En l’espèce, suite à un accident du travail et à une rechute, Monsieur [B] s’est trouvé en période d’arrêt indemnisé du 8 février 2007 au 23 mars 2013, date à laquelle son état de santé a été considéré comme consolidé et à laquelle il a été en arrêt de travail non indemnisé.
Il fait valoir que la période de référence pour la prise en compte de sa demande doit correspondre aux 12 mois civils précédent la date du 23 mars 2013, soit du 24 mars 2012 au 23 mars 2013, période au cours de laquelle il a bénéficié d’indemnités journalières lui permettant de remplir les conditions administratives d’ouverture du droit à une pension d’invalidité, dès lors que chaque journée indemnisée équivaut à 6 heures de travail salarié.

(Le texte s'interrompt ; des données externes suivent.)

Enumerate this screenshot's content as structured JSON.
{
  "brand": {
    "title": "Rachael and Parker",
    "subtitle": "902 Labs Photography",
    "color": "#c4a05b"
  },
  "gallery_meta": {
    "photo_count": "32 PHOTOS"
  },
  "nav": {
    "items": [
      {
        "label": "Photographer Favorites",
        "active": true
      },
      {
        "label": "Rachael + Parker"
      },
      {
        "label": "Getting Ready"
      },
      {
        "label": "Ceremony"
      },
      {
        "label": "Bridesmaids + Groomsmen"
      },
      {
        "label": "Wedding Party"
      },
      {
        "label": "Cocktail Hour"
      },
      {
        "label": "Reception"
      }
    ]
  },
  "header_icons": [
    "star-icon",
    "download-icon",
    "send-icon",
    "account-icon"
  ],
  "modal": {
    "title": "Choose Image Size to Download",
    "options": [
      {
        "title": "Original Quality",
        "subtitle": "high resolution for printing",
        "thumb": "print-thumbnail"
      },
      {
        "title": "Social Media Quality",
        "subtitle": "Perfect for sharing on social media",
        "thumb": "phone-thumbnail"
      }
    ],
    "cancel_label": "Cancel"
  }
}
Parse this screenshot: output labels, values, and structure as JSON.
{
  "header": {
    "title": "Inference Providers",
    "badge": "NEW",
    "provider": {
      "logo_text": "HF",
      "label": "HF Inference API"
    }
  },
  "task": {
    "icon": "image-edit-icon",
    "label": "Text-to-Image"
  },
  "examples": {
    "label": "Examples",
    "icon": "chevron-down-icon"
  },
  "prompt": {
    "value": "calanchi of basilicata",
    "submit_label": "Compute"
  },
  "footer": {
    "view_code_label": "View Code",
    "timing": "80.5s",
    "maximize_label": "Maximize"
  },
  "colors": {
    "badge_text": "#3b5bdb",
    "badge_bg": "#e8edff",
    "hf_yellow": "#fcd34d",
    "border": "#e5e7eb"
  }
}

Cependant, comme relevé par la défenderesse, Monsieur [B], en application des textes susvisés, ne pouvait prétendre au maintien de droit aux prestations que pendant douze mois à compter du 23 mars 2013, soit jusqu’au 23 mars 2014, ledit maintien prenant effet au lendemain de la fin de versement de ses indemnités journalières. Le demandeur avait donc jusqu’à cette date pour déposer sa demande de pension d’invalidité.

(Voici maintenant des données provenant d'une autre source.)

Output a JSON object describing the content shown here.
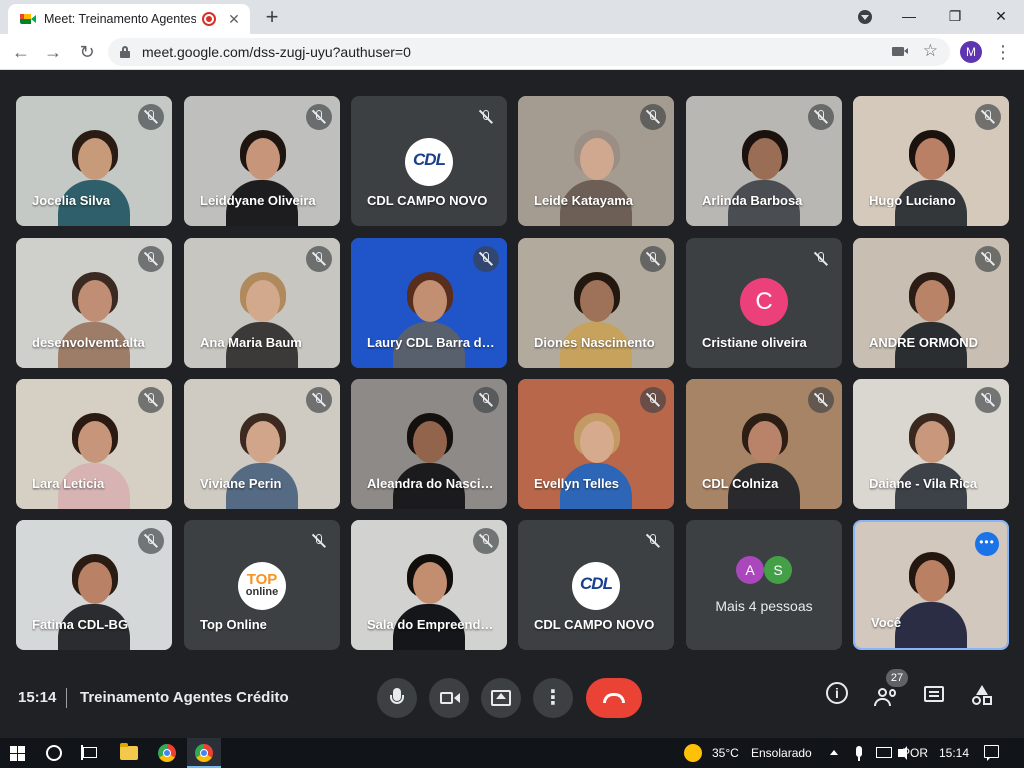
{
  "browser": {
    "tab_title": "Meet: Treinamento Agentes Crédito",
    "tab_close": "✕",
    "new_tab": "+",
    "minimize": "—",
    "maximize": "❐",
    "close": "✕",
    "back": "←",
    "forward": "→",
    "reload": "↻",
    "url": "meet.google.com/dss-zugj-uyu?authuser=0",
    "star": "☆",
    "profile_initial": "M",
    "menu": "⋮"
  },
  "tiles": [
    {
      "name": "Jocelia Silva",
      "kind": "video",
      "skin": "#c79a7a",
      "hair": "#2a1c14",
      "shirt": "#2e5f6a",
      "bg": "#c4c9c6"
    },
    {
      "name": "Leiddyane Oliveira",
      "kind": "video",
      "skin": "#c7957a",
      "hair": "#1e1410",
      "shirt": "#1d1d1f",
      "bg": "#bfc0bd"
    },
    {
      "name": "CDL CAMPO NOVO",
      "kind": "logo-cdl",
      "logo_text": "CDL"
    },
    {
      "name": "Leide Katayama",
      "kind": "video",
      "skin": "#d0a88f",
      "hair": "#9b8e84",
      "shirt": "#6d5f56",
      "bg": "#a49c90"
    },
    {
      "name": "Arlinda Barbosa",
      "kind": "video",
      "skin": "#9a6e55",
      "hair": "#1b120e",
      "shirt": "#4a4e52",
      "bg": "#b9b7b3"
    },
    {
      "name": "Hugo Luciano",
      "kind": "video",
      "skin": "#b98066",
      "hair": "#1a120d",
      "shirt": "#33373a",
      "bg": "#d4c9bb"
    },
    {
      "name": "desenvolvemt.alta",
      "kind": "video",
      "skin": "#c08e74",
      "hair": "#3a2a22",
      "shirt": "#9d7c68",
      "bg": "#cfd0cb"
    },
    {
      "name": "Ana Maria Baum",
      "kind": "video",
      "skin": "#d2a98c",
      "hair": "#b08a5c",
      "shirt": "#3c3a38",
      "bg": "#c8c6c0"
    },
    {
      "name": "Laury CDL Barra do Bugres",
      "kind": "video",
      "skin": "#c38f72",
      "hair": "#5a2e1c",
      "shirt": "#58606e",
      "bg": "#1f55c9"
    },
    {
      "name": "Diones Nascimento",
      "kind": "video",
      "skin": "#9e7258",
      "hair": "#23180f",
      "shirt": "#c7a25d",
      "bg": "#b3aa9e"
    },
    {
      "name": "Cristiane oliveira",
      "kind": "avatar",
      "initial": "C"
    },
    {
      "name": "ANDRE ORMOND",
      "kind": "video",
      "skin": "#b88366",
      "hair": "#2b1d15",
      "shirt": "#2b2e31",
      "bg": "#c8bfb2"
    },
    {
      "name": "Lara Leticia",
      "kind": "video",
      "skin": "#c7957a",
      "hair": "#2b1a12",
      "shirt": "#d7b4b3",
      "bg": "#d6d0c4"
    },
    {
      "name": "Viviane Perin",
      "kind": "video",
      "skin": "#d1a58a",
      "hair": "#3c2a20",
      "shirt": "#556a83",
      "bg": "#cfcbc3"
    },
    {
      "name": "Aleandra do Nascimento",
      "kind": "video",
      "skin": "#93644c",
      "hair": "#14100d",
      "shirt": "#1b1b1d",
      "bg": "#8d8a87"
    },
    {
      "name": "Evellyn Telles",
      "kind": "video",
      "skin": "#d6ab8d",
      "hair": "#c49a64",
      "shirt": "#2d66b6",
      "bg": "#b9674a"
    },
    {
      "name": "CDL Colniza",
      "kind": "video",
      "skin": "#b9836a",
      "hair": "#2c1d15",
      "shirt": "#2a2a2c",
      "bg": "#a88467"
    },
    {
      "name": "Daiane - Vila Rica",
      "kind": "video",
      "skin": "#c9977c",
      "hair": "#3a271d",
      "shirt": "#3d4248",
      "bg": "#d9d7d0"
    },
    {
      "name": "Fatima CDL-BG",
      "kind": "video",
      "skin": "#b98266",
      "hair": "#2a1b13",
      "shirt": "#2a2c2f",
      "bg": "#d5d8d9"
    },
    {
      "name": "Top Online",
      "kind": "logo-top",
      "logo_line1": "TOP",
      "logo_line2": "online"
    },
    {
      "name": "Sala do Empreendedor",
      "kind": "video",
      "skin": "#c38d70",
      "hair": "#120e0b",
      "shirt": "#15161a",
      "bg": "#d2d3d1"
    },
    {
      "name": "CDL CAMPO NOVO",
      "kind": "logo-cdl",
      "logo_text": "CDL"
    },
    {
      "name": "Mais 4 pessoas",
      "kind": "more",
      "initials": [
        "A",
        "S"
      ],
      "colors": [
        "#ab47bc",
        "#43a047"
      ]
    },
    {
      "name": "Você",
      "kind": "self",
      "skin": "#b98064",
      "hair": "#231710",
      "shirt": "#2b2d44",
      "bg": "#d3c8bd"
    }
  ],
  "meeting": {
    "time": "15:14",
    "title": "Treinamento Agentes Crédito",
    "participants": "27",
    "more_menu": "•••",
    "controls_more": "⋮"
  },
  "taskbar": {
    "temperature": "35°C",
    "weather": "Ensolarado",
    "language": "POR",
    "clock": "15:14"
  },
  "colors": {
    "meet_bg": "#202124",
    "tile_bg": "#3c4043",
    "hangup": "#ea4335",
    "self_border": "#8ab4f8"
  }
}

Or, la présente demande n’a été formulée qu’en date du 13 septembre 2021.
Il en résulte Monsieur [B] ne pouvant bénéficier du maintien de droit, c’est donc bien à la date du 13 septembre 2021 que doivent être appréciées les conditions administratives d’ouverture du droit à pension d’invalidité.
Or, il ressort des pièces du dossier que Monsieur [B] ne justifie aucunement, par rapport à la période de référence située entre le 1er septembre 2020 et le 31 août 2021, des conditions administratives d’octroi d’une pension d’invalidité, dès lors qu’il ne démontre pas avoir eu d’activité salariée sur la période.

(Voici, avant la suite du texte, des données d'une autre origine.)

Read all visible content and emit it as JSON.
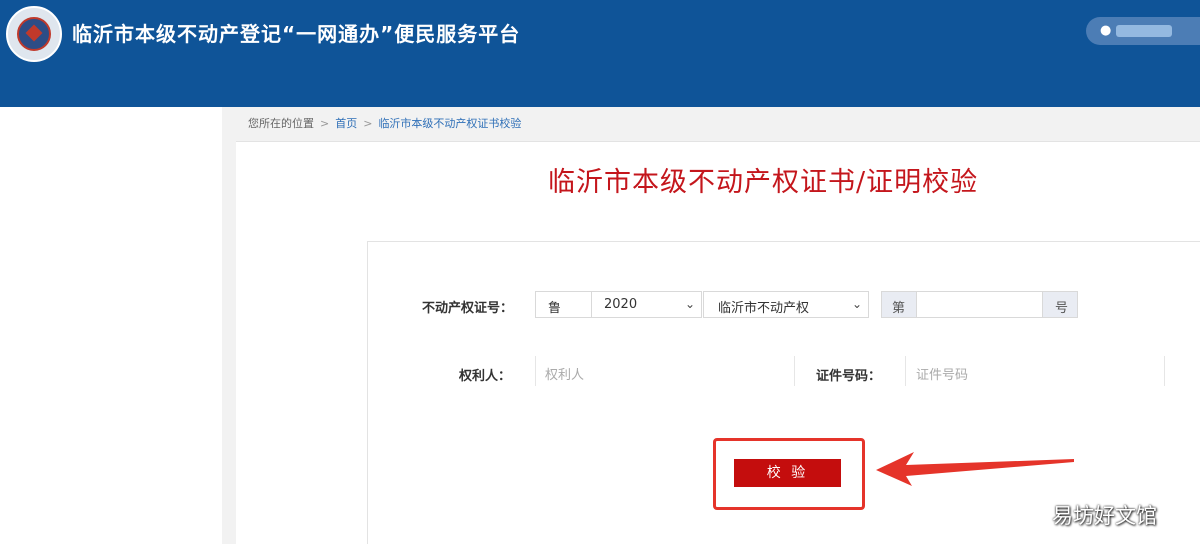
{
  "header": {
    "site_title": "临沂市本级不动产登记“一网通办”便民服务平台",
    "brand_color": "#0f5498",
    "user_icon": "user-icon"
  },
  "breadcrumb": {
    "prefix": "您所在的位置",
    "home": "首页",
    "current": "临沂市本级不动产权证书校验"
  },
  "page": {
    "heading": "临沂市本级不动产权证书/证明校验",
    "heading_color": "#c4161c"
  },
  "form": {
    "cert_no_label": "不动产权证号：",
    "province_prefix": "鲁",
    "year_value": "2020",
    "office_value": "临沂市不动产权",
    "di_addon": "第",
    "hao_addon": "号",
    "rights_holder_label": "权利人：",
    "rights_holder_placeholder": "权利人",
    "id_no_label": "证件号码：",
    "id_no_placeholder": "证件号码",
    "verify_button": "校 验",
    "button_color": "#c40d0d"
  },
  "watermark": "易坊好文馆"
}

Si, à l’appui de son recours, il soutient également subsidiairement que la période de référence doit s’apprécier du 2 octobre 2012 au 1er octobre 2013, dès lors que son état d’invalidité a été constaté par la reconnaissance de sa qualité de travailleur handicapé et l’attribution de l’allocation adulte handicapé à compter du 1er octobre 2013, il appert qu’aucun élément ne permet d’établir qu’il s’était vu reconnaitre un état d’invalidité sur la période concernée. Ainsi, l’intéressé a été débouté judiciairement d’une précédente demande d’invalidité, datée du 2 septembre 2013, dès lors qu’il ne remplissait pas la condition médicale (jugement du TASS de [Localité 16] en date du 29 juillet 2020 confirmé par arrêt du 7 septembre 2021 de la cour d’appel de [Localité 16] – ses pièces 6 et 7). Quant au versement de l’allocation aux adultes handicapés dont il se prévaut (sa pièce n°1), il sera relevé qu’elle lui a été accordée à compter du 1er octobre 2013 et est donc sans emport sur le présent litige.
Il en résulte que c’est à bon droit que la [11] a refusé d’attribuer une pension d’invalidité à Monsieur [B], les conditions administratives en vue de l’obtention de ladite pension n’étant pas remplies.
Sur les demandes annexes
L’issue du litige conduit le tribunal à débouter le demandeur de sa demande formée sur le fondement de l’article 700 du code de procédure civile et à le condamner aux dépens de l’instance
PAR CES MOTIFS :
Le Tribunal Judiciaire de Metz, Pôle social, statuant par jugement contradictoire rendu en premier ressort et par mise à disposition au greffe,
DIT Monsieur [Z] [B] recevable en son recours ;
DÉBOUTE Monsieur [Z] [B] de l’ensemble de ses demandes ;
CONFIRME la décision de la Commission de Recours Amiable près de la [11] en date du 24 février 2022 notifiée le 1er mars 2022 ;
CONDAMNE Monsieur [B] aux dépens de l’instance.